<h1 style="text-align: center;">DPDQ HW</h1>
<h2 style="text-align: center;">Name : Siddhesh Maheshwari</h2>
<h2 style="text-align: center;">MDS202347</h2>

# Data Quality Analysis on Adult Dataset
#### Using pydeequ

In [1]:
import warnings
warnings.filterwarnings("ignore")

In [2]:
!pip install -q pyspark==3.2.0
!pip install pydeequ



In [3]:
from pyspark.sql import SparkSession, Row
!pyspark --version
%env SPARK_VERSION=3.3

Welcome to
      ____              __
     / __/__  ___ _____/ /__
    _\ \/ _ \/ _ `/ __/  '_/
   /___/ .__/\_,_/_/ /_/\_\   version 3.2.0
      /_/
                        
Using Scala version 2.12.15, OpenJDK 64-Bit Server VM, 11.0.26
Branch HEAD
Compiled by user ubuntu on 2021-10-06T12:46:30Z
Revision 5d45a415f3a29898d92380380cfd82bfc7f579ea
Url https://github.com/apache/spark
Type --help for more information.
env: SPARK_VERSION=3.3


# Step 1 : Import libraries

In [51]:
import pydeequ
from pydeequ.profiles import *
import os
import kagglehub
import pandas as pd
import numpy as np
import json
from pyspark.sql import SparkSession
from pydeequ.profiles import ColumnProfilerRunner
from pydeequ.suggestions import ConstraintSuggestionRunner, DEFAULT
from pydeequ.checks import Check, CheckLevel
from pydeequ.verification import VerificationSuite, VerificationResult
from pydeequ.analyzers import AnalyzerContext
from pydeequ.analyzers import *
from pydeequ.suggestions import *

# Step 2 : Loading the dataset

In [5]:
# Download latest version from Kaggle
dataset_path = kagglehub.dataset_download("siddheshmaheshwari/adult")
print("Path to dataset files:", dataset_path)

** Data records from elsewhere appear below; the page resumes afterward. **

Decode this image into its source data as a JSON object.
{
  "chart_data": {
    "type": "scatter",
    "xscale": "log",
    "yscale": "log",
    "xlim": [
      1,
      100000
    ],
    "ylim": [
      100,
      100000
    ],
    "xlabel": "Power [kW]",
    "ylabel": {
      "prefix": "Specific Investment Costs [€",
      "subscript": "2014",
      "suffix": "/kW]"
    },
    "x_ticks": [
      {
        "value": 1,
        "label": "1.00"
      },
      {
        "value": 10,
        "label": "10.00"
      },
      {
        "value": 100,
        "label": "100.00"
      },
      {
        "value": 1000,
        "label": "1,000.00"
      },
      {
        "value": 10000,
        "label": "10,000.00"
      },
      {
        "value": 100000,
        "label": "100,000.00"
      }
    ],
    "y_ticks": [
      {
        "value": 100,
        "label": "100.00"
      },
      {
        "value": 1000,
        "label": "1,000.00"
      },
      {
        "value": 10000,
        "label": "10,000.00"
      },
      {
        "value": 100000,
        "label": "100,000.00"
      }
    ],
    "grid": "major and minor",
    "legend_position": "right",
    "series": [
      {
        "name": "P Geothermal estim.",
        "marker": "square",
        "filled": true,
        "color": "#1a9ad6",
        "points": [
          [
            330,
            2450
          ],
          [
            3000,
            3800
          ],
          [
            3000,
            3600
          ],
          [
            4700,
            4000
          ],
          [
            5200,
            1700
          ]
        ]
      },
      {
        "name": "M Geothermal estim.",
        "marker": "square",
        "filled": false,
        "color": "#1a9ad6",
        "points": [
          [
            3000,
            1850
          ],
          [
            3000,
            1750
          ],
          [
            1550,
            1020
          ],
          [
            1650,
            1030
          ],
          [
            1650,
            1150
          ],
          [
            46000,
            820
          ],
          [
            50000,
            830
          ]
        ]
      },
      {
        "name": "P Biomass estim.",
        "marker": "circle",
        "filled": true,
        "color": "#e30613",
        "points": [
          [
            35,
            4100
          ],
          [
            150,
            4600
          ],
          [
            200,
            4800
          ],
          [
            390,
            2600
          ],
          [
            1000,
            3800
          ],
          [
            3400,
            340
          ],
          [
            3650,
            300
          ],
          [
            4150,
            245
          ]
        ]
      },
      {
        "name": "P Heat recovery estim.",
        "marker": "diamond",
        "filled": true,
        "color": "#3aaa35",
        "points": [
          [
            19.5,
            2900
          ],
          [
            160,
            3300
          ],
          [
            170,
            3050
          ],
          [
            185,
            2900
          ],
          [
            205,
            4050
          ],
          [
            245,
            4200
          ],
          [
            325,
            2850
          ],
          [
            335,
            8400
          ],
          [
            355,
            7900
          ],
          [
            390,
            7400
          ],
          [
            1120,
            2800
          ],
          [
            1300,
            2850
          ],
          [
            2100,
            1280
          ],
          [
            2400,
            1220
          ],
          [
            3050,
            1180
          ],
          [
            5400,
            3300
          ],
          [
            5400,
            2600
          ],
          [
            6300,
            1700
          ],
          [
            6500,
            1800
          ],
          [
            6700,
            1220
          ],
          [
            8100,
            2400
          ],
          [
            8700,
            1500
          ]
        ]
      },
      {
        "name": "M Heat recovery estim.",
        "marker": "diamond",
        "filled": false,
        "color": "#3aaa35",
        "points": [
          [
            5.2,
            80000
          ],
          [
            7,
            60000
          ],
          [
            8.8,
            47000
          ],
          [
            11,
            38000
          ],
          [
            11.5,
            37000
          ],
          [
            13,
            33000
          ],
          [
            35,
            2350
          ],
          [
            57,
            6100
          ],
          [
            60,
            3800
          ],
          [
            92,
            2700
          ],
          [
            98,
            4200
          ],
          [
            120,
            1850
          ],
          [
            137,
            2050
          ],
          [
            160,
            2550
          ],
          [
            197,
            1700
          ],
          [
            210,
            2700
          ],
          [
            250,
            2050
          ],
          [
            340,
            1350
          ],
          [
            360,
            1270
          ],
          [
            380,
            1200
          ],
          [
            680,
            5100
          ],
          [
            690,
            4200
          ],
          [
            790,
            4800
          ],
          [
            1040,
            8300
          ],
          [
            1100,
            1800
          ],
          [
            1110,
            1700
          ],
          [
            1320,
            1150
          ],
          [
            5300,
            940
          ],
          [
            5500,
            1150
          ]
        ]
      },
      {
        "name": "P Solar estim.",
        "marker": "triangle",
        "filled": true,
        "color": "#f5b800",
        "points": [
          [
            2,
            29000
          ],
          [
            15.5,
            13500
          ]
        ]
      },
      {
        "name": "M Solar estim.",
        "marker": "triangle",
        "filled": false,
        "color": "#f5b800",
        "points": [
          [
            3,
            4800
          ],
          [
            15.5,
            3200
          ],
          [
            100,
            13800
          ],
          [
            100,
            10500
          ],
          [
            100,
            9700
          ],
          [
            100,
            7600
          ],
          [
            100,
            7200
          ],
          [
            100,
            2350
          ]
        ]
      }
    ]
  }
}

# Load data (adjust file names based on what's available in the dataset)
train_file = os.path.join(dataset_path, "adult.data")
test_file = os.path.join(dataset_path, "adult.test")

Path to dataset files: /kaggle/input/adult


In [10]:
column_names = [
    'age', 'workclass', "fnlwgt",'education', 'education-num', 'marital-status',
    'occupation', 'relationship', 'race', 'sex', 'capital-gain',
    'capital-loss', 'hours-per-week', 'native-country', 'income'
]

adult_data = pd.read_csv(train_file, names=column_names)
adult_test = pd.read_csv(test_file, names=column_names)
adult_test.drop(index=0,inplace=True)

adult_data_full = pd.concat([adult_data, adult_test], axis=0)

adult_data_full.index = adult_data_full.index.astype(str)

int_columns = ['age', 'fnlwgt', 'education-num', 'capital-gain', 'capital-loss', 'hours-per-week']
for col in int_columns:
    adult_data_full[col] = adult_data_full[col].astype(int)

# Taking some use of Y data profile analysis
# 1. Normalize income labels (fix variations like '>50K.', '<=50K ', etc.)
adult_data_full['income'] = adult_data_full['income'].str.strip().replace({'>50K.': '>50K', '<=50K.': '<=50K'})

# 2. Replace '?' with NaN
adult_data_full.replace('?', np.nan, inplace=True)

# 3. Remove duplicate rows
adult_data_full = adult_data_full.drop_duplicates()

columns_to_convert = [
    'hours-per-week', 'capital-gain', 'education-num',
    'age', 'fnlwgt', 'capital-loss'
]

# Convert those columns
adult_data_full[columns_to_convert] = adult_data_full[columns_to_convert].astype(int)

In [11]:
# Save the DataFrame to a CSV file in Google Drive
from google.colab import drive
drive.mount('/content/drive')

csv_file_path = '/content/drive/MyDrive/adult_data_full.csv'
adult_data_full.to_csv(csv_file_path, index=False)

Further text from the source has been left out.